Radni, którzy pełnili tę funkcję również w poprzedniej kadencji, doskonale pamiętali jak powody swojego odejścia argumentował wówczas Picheta, zatem nic dziwnego, że tłumaczenia przyjęli z uśmiechem.
- Panie radny, ponieważ byłam w tym zarządzie, z tego co pamiętam, wtedy to był show jak pan odchodził, jak pan rezygnował i myślę, że to jest zapisane w protokole, nie było na żywo wtedy, ale w protokołach jest, pan powiedział wprost, że pan nie widzi możliwości współpracy, nie chce pan współpracować nie wiem czy tylko z zarządem czy całą radą jeśli chodzi o koalicję – wspominała Anna Socha-Korendo – Ja tylko przypominam jak pan argumentował swoje odejście, dzisiaj pan mówi co innego, ja tylko panu za to dziękuję.
Wojciech P. wyrokiem Sądu Rejonowego w Myszkowie uzyskał warunkowe umorzenie postępowania karnego.

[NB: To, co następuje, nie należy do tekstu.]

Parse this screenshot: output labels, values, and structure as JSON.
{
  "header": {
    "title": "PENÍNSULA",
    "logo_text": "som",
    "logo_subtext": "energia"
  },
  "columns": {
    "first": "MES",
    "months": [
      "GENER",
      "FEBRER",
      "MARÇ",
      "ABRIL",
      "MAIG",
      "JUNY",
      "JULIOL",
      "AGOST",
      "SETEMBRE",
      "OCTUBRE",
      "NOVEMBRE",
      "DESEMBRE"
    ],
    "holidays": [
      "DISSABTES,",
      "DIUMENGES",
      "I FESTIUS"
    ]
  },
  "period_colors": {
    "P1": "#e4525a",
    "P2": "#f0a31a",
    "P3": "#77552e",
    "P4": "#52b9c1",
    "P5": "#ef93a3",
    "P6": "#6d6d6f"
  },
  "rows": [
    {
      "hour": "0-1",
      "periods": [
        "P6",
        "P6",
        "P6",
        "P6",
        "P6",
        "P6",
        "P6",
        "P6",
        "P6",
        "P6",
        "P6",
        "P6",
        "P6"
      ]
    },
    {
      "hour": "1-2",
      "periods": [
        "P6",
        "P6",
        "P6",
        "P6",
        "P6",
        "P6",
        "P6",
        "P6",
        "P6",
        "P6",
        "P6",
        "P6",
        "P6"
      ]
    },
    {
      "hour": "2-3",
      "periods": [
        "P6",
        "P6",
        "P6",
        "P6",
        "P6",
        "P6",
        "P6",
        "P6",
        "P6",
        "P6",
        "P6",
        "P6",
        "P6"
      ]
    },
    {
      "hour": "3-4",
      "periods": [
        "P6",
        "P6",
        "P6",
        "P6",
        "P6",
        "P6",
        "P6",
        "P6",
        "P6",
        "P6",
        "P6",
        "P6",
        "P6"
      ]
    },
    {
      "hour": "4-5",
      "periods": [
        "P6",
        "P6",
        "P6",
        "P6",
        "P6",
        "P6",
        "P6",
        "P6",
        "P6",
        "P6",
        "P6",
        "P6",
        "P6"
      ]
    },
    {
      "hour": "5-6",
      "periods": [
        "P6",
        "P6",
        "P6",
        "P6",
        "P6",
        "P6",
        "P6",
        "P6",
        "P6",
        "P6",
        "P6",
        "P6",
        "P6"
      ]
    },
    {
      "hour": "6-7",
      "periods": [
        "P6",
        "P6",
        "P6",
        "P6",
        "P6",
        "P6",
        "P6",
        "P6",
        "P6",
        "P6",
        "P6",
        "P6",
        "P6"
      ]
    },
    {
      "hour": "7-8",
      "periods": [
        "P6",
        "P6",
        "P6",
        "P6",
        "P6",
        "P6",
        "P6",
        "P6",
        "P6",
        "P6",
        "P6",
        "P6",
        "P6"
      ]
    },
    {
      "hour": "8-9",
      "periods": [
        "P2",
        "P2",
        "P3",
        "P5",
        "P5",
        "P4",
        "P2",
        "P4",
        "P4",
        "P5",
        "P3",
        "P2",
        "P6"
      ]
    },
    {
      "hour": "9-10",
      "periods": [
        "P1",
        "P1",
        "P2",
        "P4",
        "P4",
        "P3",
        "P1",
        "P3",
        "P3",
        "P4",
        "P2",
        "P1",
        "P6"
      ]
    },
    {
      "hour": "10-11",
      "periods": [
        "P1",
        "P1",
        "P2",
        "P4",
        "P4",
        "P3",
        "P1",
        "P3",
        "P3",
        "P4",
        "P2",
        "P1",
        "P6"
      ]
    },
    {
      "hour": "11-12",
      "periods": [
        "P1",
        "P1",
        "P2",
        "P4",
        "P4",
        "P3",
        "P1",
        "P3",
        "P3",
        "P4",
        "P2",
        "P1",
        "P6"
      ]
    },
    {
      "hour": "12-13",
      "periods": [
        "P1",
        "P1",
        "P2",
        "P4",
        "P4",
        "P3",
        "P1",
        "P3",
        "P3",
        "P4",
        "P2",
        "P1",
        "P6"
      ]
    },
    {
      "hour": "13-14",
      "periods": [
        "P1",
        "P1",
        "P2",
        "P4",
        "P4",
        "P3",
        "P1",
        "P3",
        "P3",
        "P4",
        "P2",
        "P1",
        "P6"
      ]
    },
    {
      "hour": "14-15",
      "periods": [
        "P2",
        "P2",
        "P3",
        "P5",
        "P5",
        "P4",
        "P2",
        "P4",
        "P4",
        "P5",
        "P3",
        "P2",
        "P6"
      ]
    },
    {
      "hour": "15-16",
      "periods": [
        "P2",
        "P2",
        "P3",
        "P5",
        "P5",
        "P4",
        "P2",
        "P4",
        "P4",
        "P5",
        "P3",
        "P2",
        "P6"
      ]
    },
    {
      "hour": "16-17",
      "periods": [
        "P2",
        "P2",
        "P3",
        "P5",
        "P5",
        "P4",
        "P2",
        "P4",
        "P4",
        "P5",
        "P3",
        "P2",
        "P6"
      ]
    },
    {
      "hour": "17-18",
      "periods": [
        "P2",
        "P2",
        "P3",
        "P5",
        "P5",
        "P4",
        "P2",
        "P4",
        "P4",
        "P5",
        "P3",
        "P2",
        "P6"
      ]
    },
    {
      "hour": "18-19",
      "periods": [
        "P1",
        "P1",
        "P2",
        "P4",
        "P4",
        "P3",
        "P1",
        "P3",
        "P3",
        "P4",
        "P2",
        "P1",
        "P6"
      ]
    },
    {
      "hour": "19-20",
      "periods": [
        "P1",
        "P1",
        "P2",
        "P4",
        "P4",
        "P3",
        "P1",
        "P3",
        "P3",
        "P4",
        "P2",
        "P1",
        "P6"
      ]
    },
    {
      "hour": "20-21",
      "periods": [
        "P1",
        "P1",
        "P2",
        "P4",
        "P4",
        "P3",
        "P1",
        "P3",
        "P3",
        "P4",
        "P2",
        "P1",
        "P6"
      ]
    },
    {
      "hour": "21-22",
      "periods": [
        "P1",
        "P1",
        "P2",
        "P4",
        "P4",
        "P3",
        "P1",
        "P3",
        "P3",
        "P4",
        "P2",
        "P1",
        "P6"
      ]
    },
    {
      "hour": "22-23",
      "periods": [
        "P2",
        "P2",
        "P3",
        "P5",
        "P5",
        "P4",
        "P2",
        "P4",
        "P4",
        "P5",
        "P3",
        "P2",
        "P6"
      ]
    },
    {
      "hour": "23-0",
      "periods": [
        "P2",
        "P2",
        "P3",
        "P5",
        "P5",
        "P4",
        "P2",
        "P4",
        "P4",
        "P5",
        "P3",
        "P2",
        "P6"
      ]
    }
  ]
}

Był oskarżony o podanie nieprawdy w oświadczeniach majątkowych, zostało dowiedzione, że przyjmował pieniądze od klientów za badania lekarskie, pieniądze, których nie wykazał ani w Urzędzie Skarbowym, ani w oświadczeniu majątkowym. Obecnie ma postawione przez Prokuraturę Okręgową w Częstochowie zarzuty oszustwa w związku z podejrzeniem wyłudzenia środków z NFZ. To wątek wyłączony do osobnego śledztwa, ze sprawy w której Wojciech P. już został osądzony. Śledztwo zostało przedłużone do końca maja, w związku z koniecznością uzupełnienia opinii grafologicznej sporządzonej na zlecenie prokuratury.